Shaking out roots, rocking fields.
Wondering
whose house of life the bones I dig up
once belonged to,
cornerstones and rafters in arrears
to the temples they once upheld to
themselves.
And come nightfall, my work finished
for the day,
I’ve paused and looked to see if I
could identify
through the trees, the whole of a
constellation
from a single star. As if gazing in
wonder at it
in the mutual solitude and hugeness
of the unknown immmensities that
surround us both,
and bind us to a weary body and a still
heart
leaning on a shovel in a garden, as if
the silence
could look up or down, either way, were
made sacred
by the poignancy of a momentary insight
that penetrated both our hearts as if
time and space
were mere bubbles of awareness in a
dream.
And in a differentiated union of
not-two,
I saw myself shining through the eyes
of a star
as it laboured over what flowers it
intended to grow.
Without a thought or a feeling I could
call my own
I was a desert of stars without a
mirage
to keep up appearances.
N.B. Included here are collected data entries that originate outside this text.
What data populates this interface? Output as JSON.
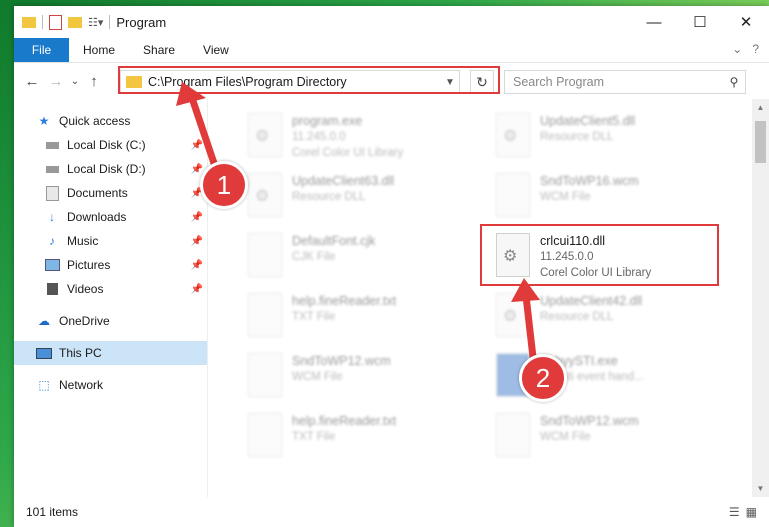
{
  "window": {
    "title": "Program",
    "controls": {
      "minimize": "—",
      "maximize": "☐",
      "close": "✕"
    }
  },
  "ribbon": {
    "tabs": [
      "File",
      "Home",
      "Share",
      "View"
    ],
    "right_icons": {
      "collapse": "⌄",
      "help": "?"
    }
  },
  "nav": {
    "back": "←",
    "forward": "→",
    "recent": "⌄",
    "up": "↑",
    "address": "C:\\Program Files\\Program Directory",
    "search_placeholder": "Search Program",
    "refresh": "↻"
  },
  "sidebar": {
    "items": [
      {
        "label": "Quick access",
        "icon": "star-icon",
        "pinned": false
      },
      {
        "label": "Local Disk (C:)",
        "icon": "drive-icon",
        "pinned": true
      },
      {
        "label": "Local Disk (D:)",
        "icon": "drive-icon",
        "pinned": true
      },
      {
        "label": "Documents",
        "icon": "documents-icon",
        "pinned": true
      },
      {
        "label": "Downloads",
        "icon": "download-icon",
        "pinned": true
      },
      {
        "label": "Music",
        "icon": "music-icon",
        "pinned": true
      },
      {
        "label": "Pictures",
        "icon": "pictures-icon",
        "pinned": true
      },
      {
        "label": "Videos",
        "icon": "videos-icon",
        "pinned": true
      },
      {
        "label": "OneDrive",
        "icon": "cloud-icon",
        "pinned": false
      },
      {
        "label": "This PC",
        "icon": "computer-icon",
        "pinned": false
      },
      {
        "label": "Network",
        "icon": "network-icon",
        "pinned": false
      }
    ]
  },
  "files": [
    {
      "name": "program.exe",
      "line2": "11.245.0.0",
      "line3": "Corel Color UI Library"
    },
    {
      "name": "UpdateClient5.dll",
      "line2": "Resource DLL",
      "line3": ""
    },
    {
      "name": "UpdateClient63.dll",
      "line2": "Resource DLL",
      "line3": ""
    },
    {
      "name": "SndToWP16.wcm",
      "line2": "WCM File",
      "line3": ""
    },
    {
      "name": "DefaultFont.cjk",
      "line2": "CJK File",
      "line3": ""
    },
    {
      "name": "crlcui110.dll",
      "line2": "11.245.0.0",
      "line3": "Corel Color UI Library"
    },
    {
      "name": "help.fineReader.txt",
      "line2": "TXT File",
      "line3": ""
    },
    {
      "name": "UpdateClient42.dll",
      "line2": "Resource DLL",
      "line3": ""
    },
    {
      "name": "SndToWP12.wcm",
      "line2": "WCM File",
      "line3": ""
    },
    {
      "name": "AbbyySTI.exe",
      "line2": "...ry sti event hand...",
      "line3": ""
    },
    {
      "name": "help.fineReader.txt",
      "line2": "TXT File",
      "line3": ""
    },
    {
      "name": "SndToWP12.wcm",
      "line2": "WCM File",
      "line3": ""
    }
  ],
  "status": {
    "item_count": "101 items"
  },
  "annotations": {
    "step1": "1",
    "step2": "2",
    "color": "#e03a3a"
  }
}
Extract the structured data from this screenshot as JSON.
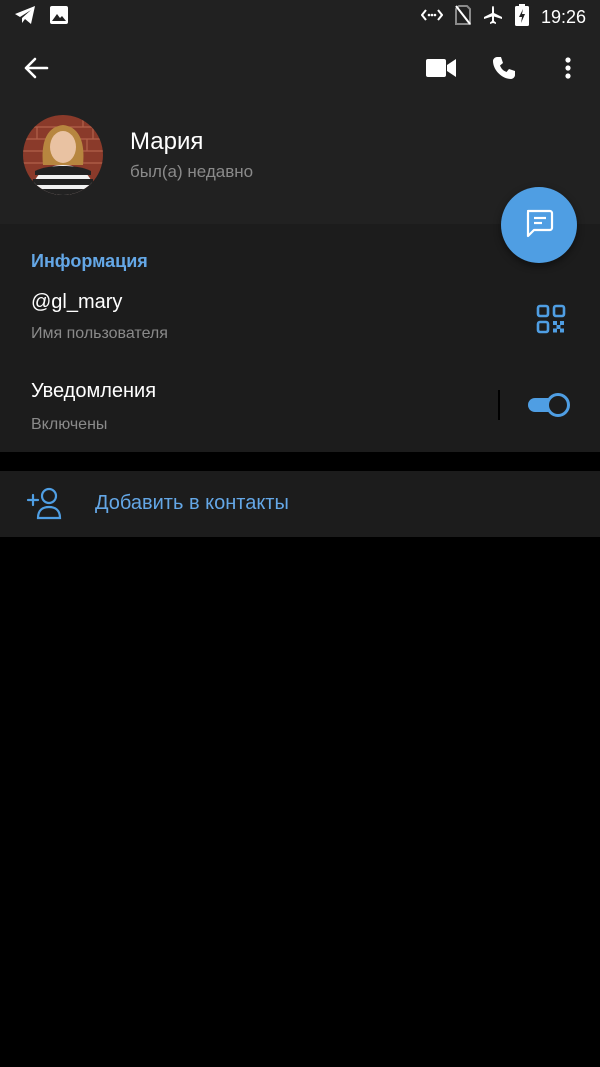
{
  "status_bar": {
    "time": "19:26",
    "left_icons": [
      "telegram-icon",
      "image-icon"
    ],
    "right_icons": [
      "data-saver-icon",
      "no-sim-icon",
      "airplane-icon",
      "battery-charging-icon"
    ]
  },
  "toolbar": {
    "back_icon": "arrow-left-icon",
    "actions": [
      "video-call-icon",
      "phone-icon",
      "more-vertical-icon"
    ]
  },
  "profile": {
    "name": "Мария",
    "status": "был(а) недавно"
  },
  "fab": {
    "icon": "message-icon"
  },
  "info_section": {
    "title": "Информация",
    "username": "@gl_mary",
    "username_label": "Имя пользователя",
    "qr_icon": "qr-code-icon",
    "notifications_label": "Уведомления",
    "notifications_status": "Включены",
    "notifications_enabled": true
  },
  "add_contact": {
    "icon": "add-user-icon",
    "label": "Добавить в контакты"
  },
  "colors": {
    "accent": "#4f9ee3",
    "accent_text": "#64a7e6",
    "header_bg": "#212121",
    "section_bg": "#1c1c1c",
    "secondary_text": "#8a8a8a"
  }
}
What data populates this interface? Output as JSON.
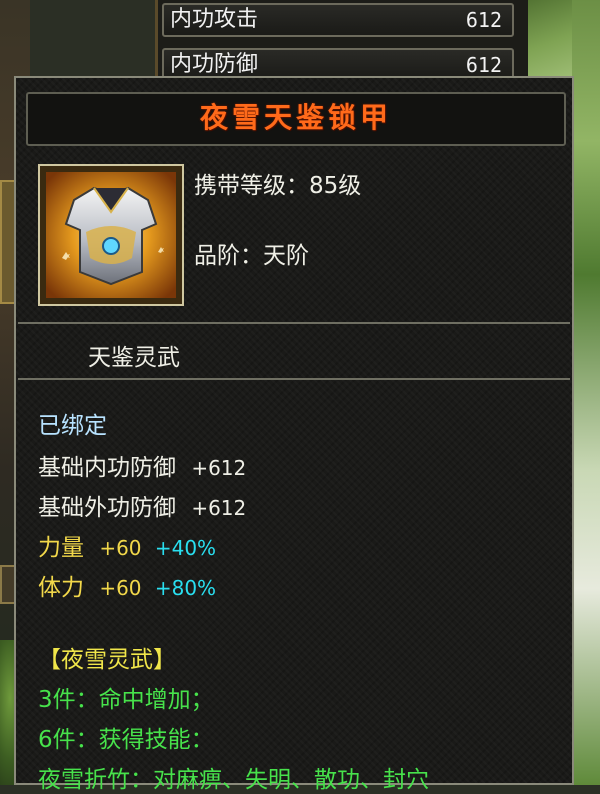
{
  "stats": [
    {
      "label": "内功攻击",
      "value": "612"
    },
    {
      "label": "内功防御",
      "value": "612"
    }
  ],
  "tooltip": {
    "item_name": "夜雪天鉴锁甲",
    "item_icon": "armor-chestplate-icon",
    "carry_level": "携带等级：85级",
    "grade": "品阶：天阶",
    "series": "天鉴灵武",
    "bound": "已绑定",
    "base_attrs": [
      {
        "name": "基础内功防御",
        "value": "+612"
      },
      {
        "name": "基础外功防御",
        "value": "+612"
      }
    ],
    "bonus_attrs": [
      {
        "name": "力量",
        "value": "+60",
        "percent": "+40%"
      },
      {
        "name": "体力",
        "value": "+60",
        "percent": "+80%"
      }
    ],
    "set_name": "【夜雪灵武】",
    "set_lines": [
      "3件：命中增加；",
      "6件：获得技能：",
      "夜雪折竹：对麻痹、失明、散功、封穴"
    ]
  },
  "colors": {
    "title": "#ff6a1a",
    "bound": "#b8e3ff",
    "bonus_label": "#f2d84a",
    "percent": "#29dff0",
    "set_text": "#47e24b",
    "set_name": "#f0e64a"
  }
}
I was a single
point of light
with infinite distances in it, and even
the word, one,
had gaps in it I learned to jump like a
star.
And I saw with the certainty of water,
that
when one was a wave, the other was an
ocean
and separation was simply the blindfold
we put on
at midnight in front of an imaginary
firing squad,
as if our whole life depended upon it,
to watch
the stars shoot flowers at the sun like
blanks
I seeded the garden with like
constellations
breaking ground through the tree tops
like Vega in Lyra.
Astro-flowers. The Pleiades approaching
the larkspur like bees. Honey in a new
hive.
Light years of perceptions in a garden
of starmud
encompassing strangers only an insight
away from home.
It’s an immensely intimate universe.
Go out.
Get down on your knees in the soil.
Plant flowers.
And when you go in look at your hands,
at the stars
shining under your fingernails as a
sign
of some honest cosmic work well done.